A decisão foi referendada por Bolsonaro em encontro com Flávio Bolsonaro (PL-RJ) nesta terça, na Superintendência da Polícia Federal, em Brasília, onde cumpre pena. Após fazer parte de um ataque coordenado com os irmãos, Flávio disse pela manhã que pediu desculpas a Michelle. Agora, ele afirma que a ex-primeira-dama segue com poderes para fazer posicionamentos, desde que alinhados com o clã e que contem com o crivo do patriarca da família.

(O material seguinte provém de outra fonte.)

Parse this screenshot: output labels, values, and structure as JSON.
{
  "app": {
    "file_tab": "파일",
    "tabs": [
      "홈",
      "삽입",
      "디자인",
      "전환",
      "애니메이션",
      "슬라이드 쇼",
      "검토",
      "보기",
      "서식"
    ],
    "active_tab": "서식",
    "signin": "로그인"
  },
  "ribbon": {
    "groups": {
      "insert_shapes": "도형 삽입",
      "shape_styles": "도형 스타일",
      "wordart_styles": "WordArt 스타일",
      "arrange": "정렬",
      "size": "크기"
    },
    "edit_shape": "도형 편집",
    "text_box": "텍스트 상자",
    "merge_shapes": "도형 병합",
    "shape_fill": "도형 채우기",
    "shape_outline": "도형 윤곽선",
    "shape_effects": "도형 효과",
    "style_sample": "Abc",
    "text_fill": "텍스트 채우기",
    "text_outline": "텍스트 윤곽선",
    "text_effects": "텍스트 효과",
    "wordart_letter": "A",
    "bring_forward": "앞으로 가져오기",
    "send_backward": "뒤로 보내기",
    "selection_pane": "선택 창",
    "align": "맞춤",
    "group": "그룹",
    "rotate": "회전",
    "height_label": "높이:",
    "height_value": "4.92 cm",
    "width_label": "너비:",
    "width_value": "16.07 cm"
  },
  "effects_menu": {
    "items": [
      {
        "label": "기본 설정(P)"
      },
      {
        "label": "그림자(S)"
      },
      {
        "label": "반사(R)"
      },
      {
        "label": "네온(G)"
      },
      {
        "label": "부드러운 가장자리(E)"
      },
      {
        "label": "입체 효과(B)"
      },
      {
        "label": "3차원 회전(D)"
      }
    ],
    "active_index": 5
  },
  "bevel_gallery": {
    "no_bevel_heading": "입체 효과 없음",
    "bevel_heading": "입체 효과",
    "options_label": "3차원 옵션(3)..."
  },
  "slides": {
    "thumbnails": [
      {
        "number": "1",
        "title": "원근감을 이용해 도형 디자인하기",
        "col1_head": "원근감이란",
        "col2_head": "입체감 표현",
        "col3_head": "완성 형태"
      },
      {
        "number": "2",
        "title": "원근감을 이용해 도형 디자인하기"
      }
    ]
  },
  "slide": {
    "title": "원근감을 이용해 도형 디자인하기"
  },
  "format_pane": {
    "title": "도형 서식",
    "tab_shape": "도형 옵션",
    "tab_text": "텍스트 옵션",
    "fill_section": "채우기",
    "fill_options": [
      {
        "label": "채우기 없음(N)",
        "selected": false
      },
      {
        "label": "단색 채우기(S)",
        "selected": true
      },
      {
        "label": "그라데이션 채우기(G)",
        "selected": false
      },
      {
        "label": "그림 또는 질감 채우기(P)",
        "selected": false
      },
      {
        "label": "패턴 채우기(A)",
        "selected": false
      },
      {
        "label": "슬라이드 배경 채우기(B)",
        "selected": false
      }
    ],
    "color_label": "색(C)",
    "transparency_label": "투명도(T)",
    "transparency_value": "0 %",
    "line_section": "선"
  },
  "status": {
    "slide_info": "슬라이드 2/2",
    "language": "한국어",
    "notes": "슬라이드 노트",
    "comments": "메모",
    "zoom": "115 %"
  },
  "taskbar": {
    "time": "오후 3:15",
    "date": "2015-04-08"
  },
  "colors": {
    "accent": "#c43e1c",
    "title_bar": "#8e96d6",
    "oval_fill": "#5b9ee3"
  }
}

Coube ao deputado André Fernandes (CE), que costurava a aliança dos bolsonaristas com Ciro em seu estado, fazer o anúncio:
— A gente avançou nessas articulações tentando, sim, fazer ali uma aliança, uma composição para derrotar o PT no estado do Ceará. O presidente Bolsonaro desde sempre soube disso (da aliança com Ciro). Houve, como falou, um ruído de comunicação. Vou continuar lutando para que o estado do Ceará se livre das garras do PT, para que acorde. Eu estou aqui para dizer que faremos essa composição em conjunto. Acato a ordem do diretório nacional e ao que tu dedica vamos repensar, analisar um futuro melhor para o estado. Mas pelo momento nós vamos dar uma pausa. Nós vamos repensar, nós vamos analisar um futuro melhor para o estado do Ceará e eu agradeço a confiança de continuar à frente nessa articulação — disse Fernandes.
Flávio disse que o entrevero familiar é “coisa do passado”.
— Eu acho que a gente dá um passo importante aqui de amadurecimento, de demonstração de maturidade. A Michelle participa do núcleo duro aqui do partido que vai tomar as decisões, porque ela tem um posicionamento muito cristalino, muito transparente, muito verdadeiro e com a visão que ela, uma pessoa que tem percorrido o Brasil todo, pode colaborar e muito para que a gente tome as decisões corretas em cada estado. O que houve foi um ruído de comunicação e todo mundo querendo acertar — concluiu Flávio.
Depois de dois dias de acusações, Michelle se reuniu na sede do PL nesta terça com o enteado mais velho, senador Flávio Bolsonaro (PL-RJ), o deputado federal André Fernandes (PL-CE), o presidente do partido, Valdemar Costa Neto, e o secretário-geral, senador Rogério Marinho (PL-RN).
Após o encontro, Fernandes disse que Bolsonaro, Valdemar, Flávio e Marinho estavam cientes das conversas com Ciro, mas Michelle, não. O deputado, que é presidente do PL no Ceará, acrescentou que as tratativas no estado seriam suspensas e que a “composição” ocorreria em conjunto.
Briga por protagonismo
A briga pelo protagonismo político na família Bolsonaro foi acentuada com o início do cumprimento da pena do ex-presidente e se tornou pública na segunda-feira após sinais de mal-estar nos bastidores.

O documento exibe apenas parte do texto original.